Paris Hakkında Bilinmeyenler
Paris’in en ilgi çekici yapısı hiç şüphesiz 1889 yılında inşa edilen ve sonrasında şehrin simgesi haline gelen Eyfel Kulesi! Her yıl yerli ve yabancı pek çok ziyaretçi Eyfel Kulesi’ni ziyaret ediyor. Paris’in zarafeti, mimari detayları, tarihi yapıları ve atmosferi herkesi çabucak etkilemeyi başarıyor. Yılın her ayında ayrı güzelliklere sahip olan Paris, romantik atmosferi ile “Aşıklar Şehri” olarak da biliniyor. Louvre Müzesi, Notre Dame Katedrali ve Palais Garnier gibi pek çok göz alıcı tarihi yapı Paris’te yer alıyor. Kentin birçok yerinde tüm heybetiyle misafirleri karşılayan bu tarihi yapılar, eşsiz bir Orta Çağ atmosferi sunuyor. Bu sebepten tarihi ve kültürel bir yolculuğa çıkmak isterseniz, Paris’te bu yapıları ziyaret edebilirsiniz. Fransız mutfağından pek çok ürün ve yöresel lezzetler de Paris’in en net özellikleri arasında. Çeşitli kruvasanlar, makaronlar ve peynirlerin yanı sıra, birçok yöresel lezzet de Paris’te bulunan restoran ve kafelerde ziyaretçilerin görüşüne sunuluyor.
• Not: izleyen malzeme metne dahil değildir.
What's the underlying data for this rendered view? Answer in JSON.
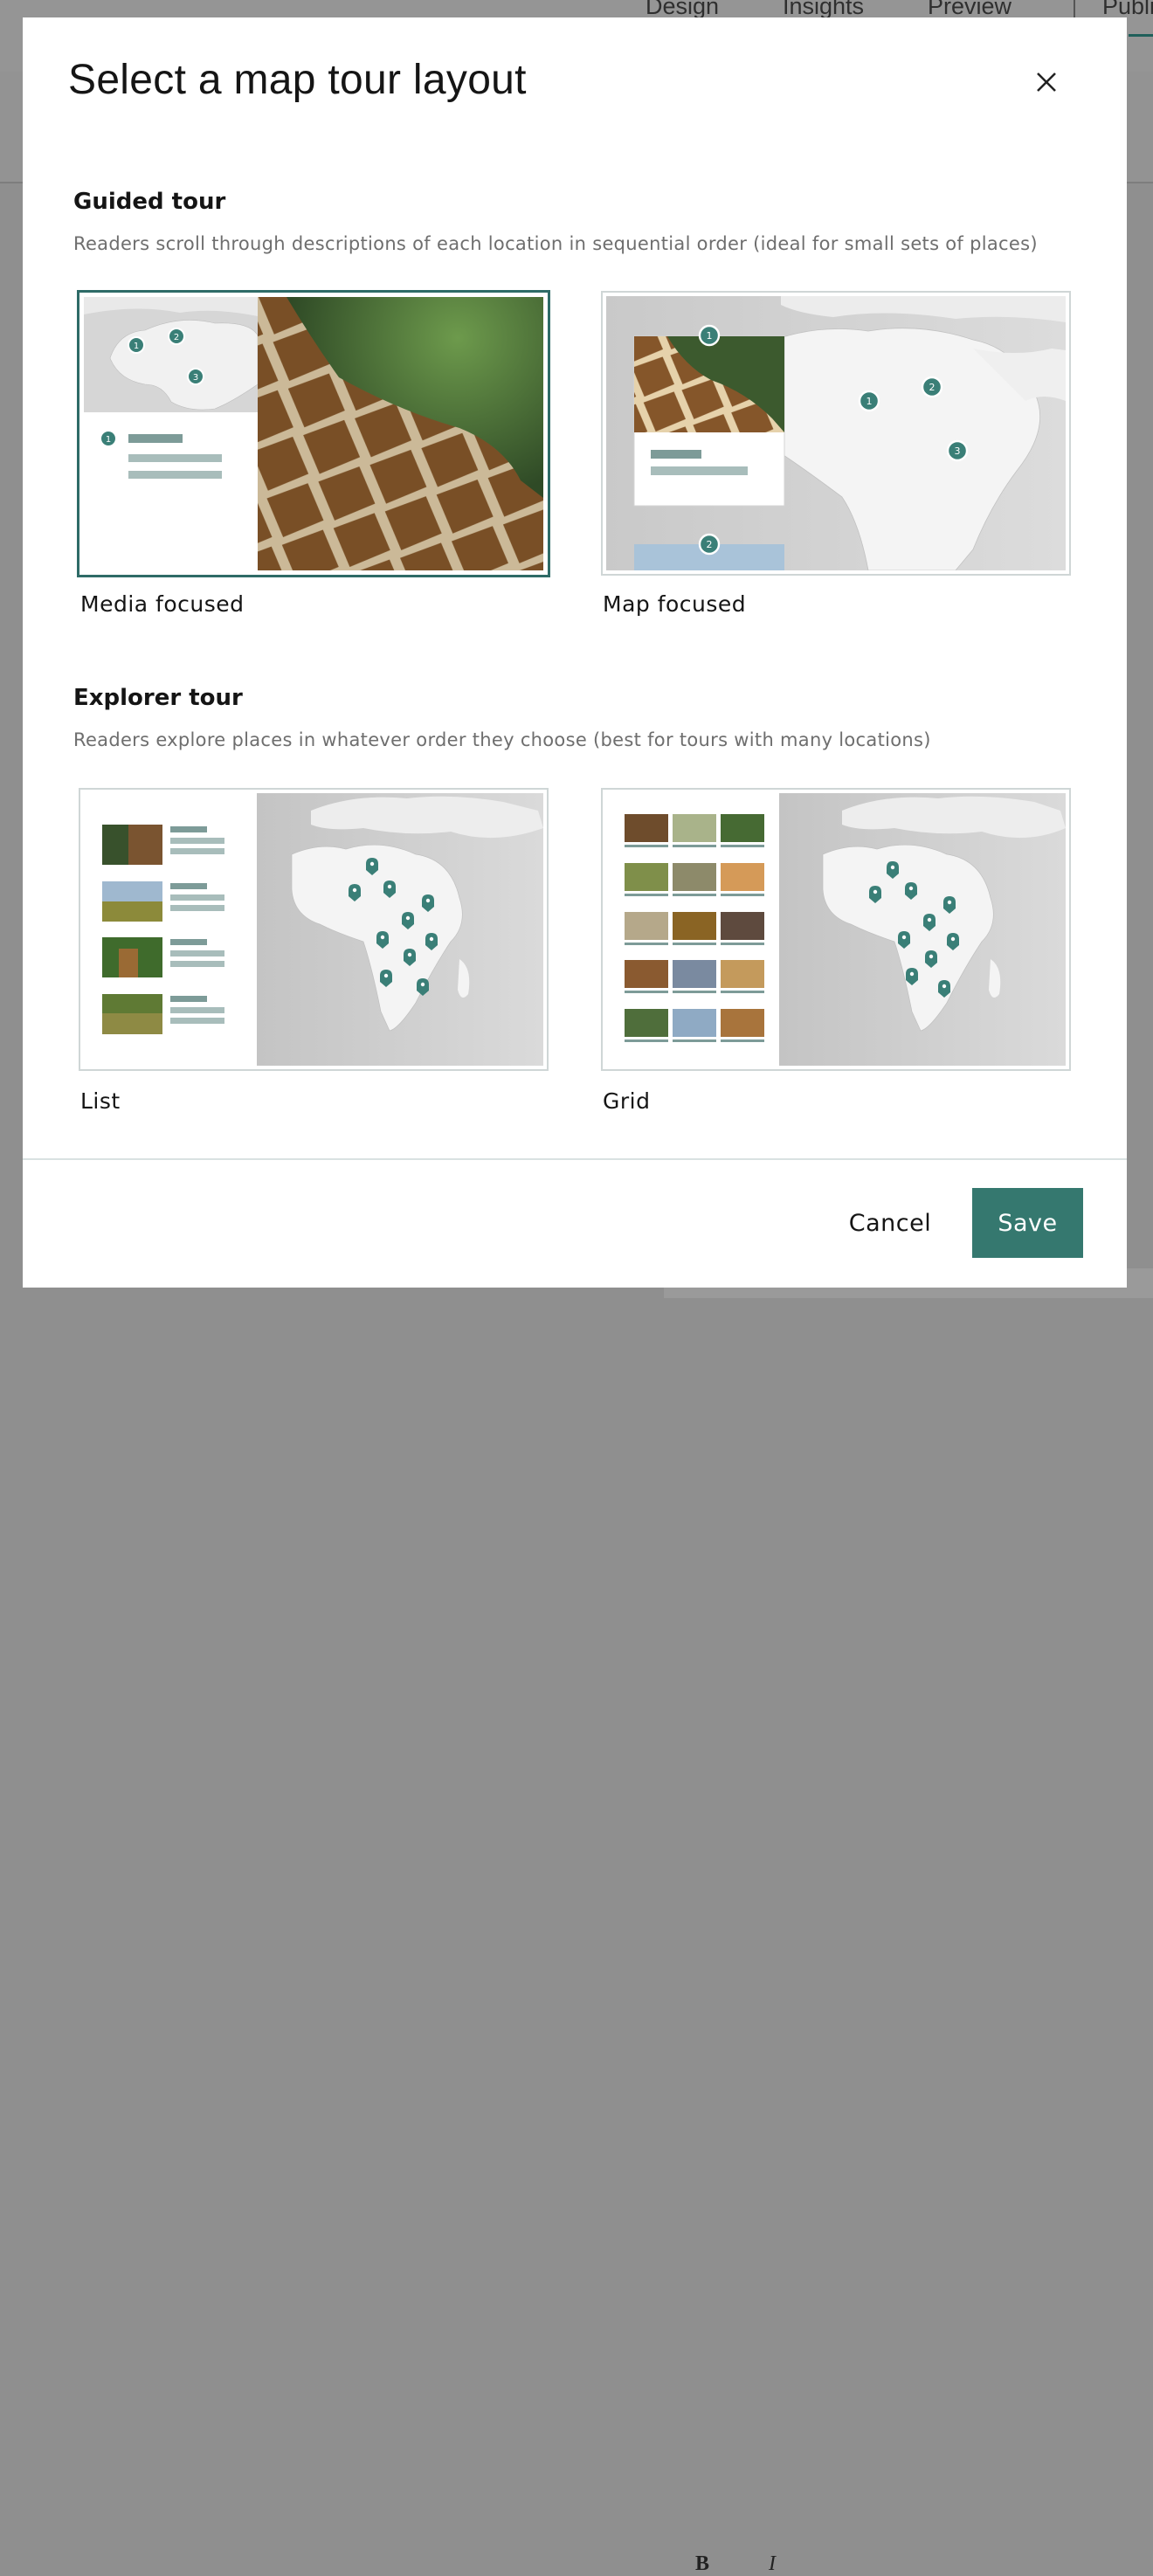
{
  "background": {
    "tabs": [
      "Design",
      "Insights",
      "Preview",
      "Publi"
    ]
  },
  "dialog": {
    "title": "Select a map tour layout",
    "close_icon": "close-icon"
  },
  "guided": {
    "heading": "Guided tour",
    "description": "Readers scroll through descriptions of each location in sequential order (ideal for small sets of places)",
    "options": [
      {
        "label": "Media focused",
        "selected": true
      },
      {
        "label": "Map focused",
        "selected": false
      }
    ]
  },
  "explorer": {
    "heading": "Explorer tour",
    "description": "Readers explore places in whatever order they choose (best for tours with many locations)",
    "options": [
      {
        "label": "List",
        "selected": false
      },
      {
        "label": "Grid",
        "selected": false
      }
    ]
  },
  "thumbnails": {
    "markers": [
      "1",
      "2",
      "3"
    ]
  },
  "footer": {
    "cancel_label": "Cancel",
    "save_label": "Save"
  },
  "colors": {
    "accent": "#35786f",
    "selected_border": "#2e6b67",
    "marker": "#3a7f77"
  }
}
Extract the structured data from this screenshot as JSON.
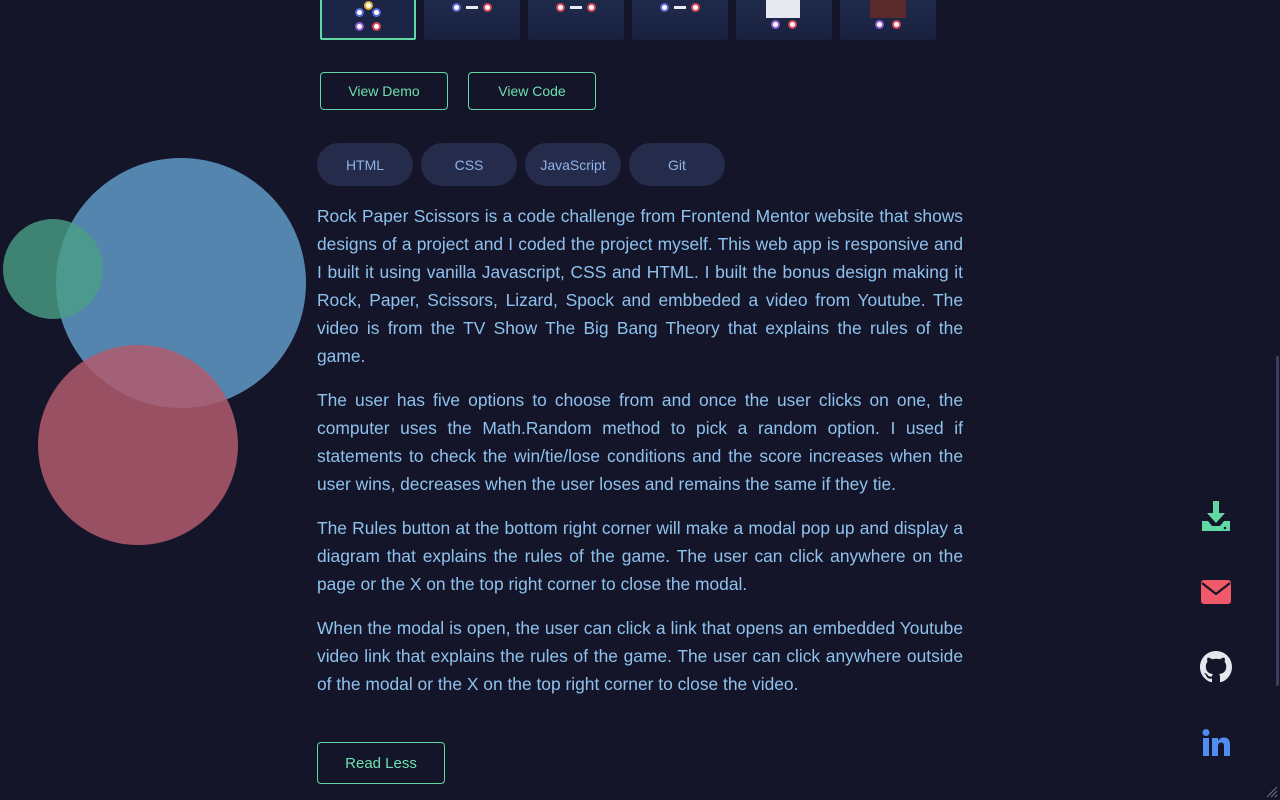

Tüm bu özellikleri ile şehir, her yıl pek çok turistin ziyaret ettiği bir popülarite merkezi olarak ön plana çıkıyor. Yeryüzündeki en güzel şehirler arasında bulunan Paris, pek çok kişinin gezi listesinde en üst sıralarda bulunuyor. 200’den fazla tarihi müze, yüzlerce tarihi eser ve opera binaları ile Paris, misafirlerine eşsiz bir tatil deneyimi yaşatıyor. Paris’i ziyaret etmek isterseniz Şanzelize Caddesi’nde alışverişe çıkmanızı ve Versay Sarayı gibi tarihi mekanları keşfetmenizi öneriyoruz.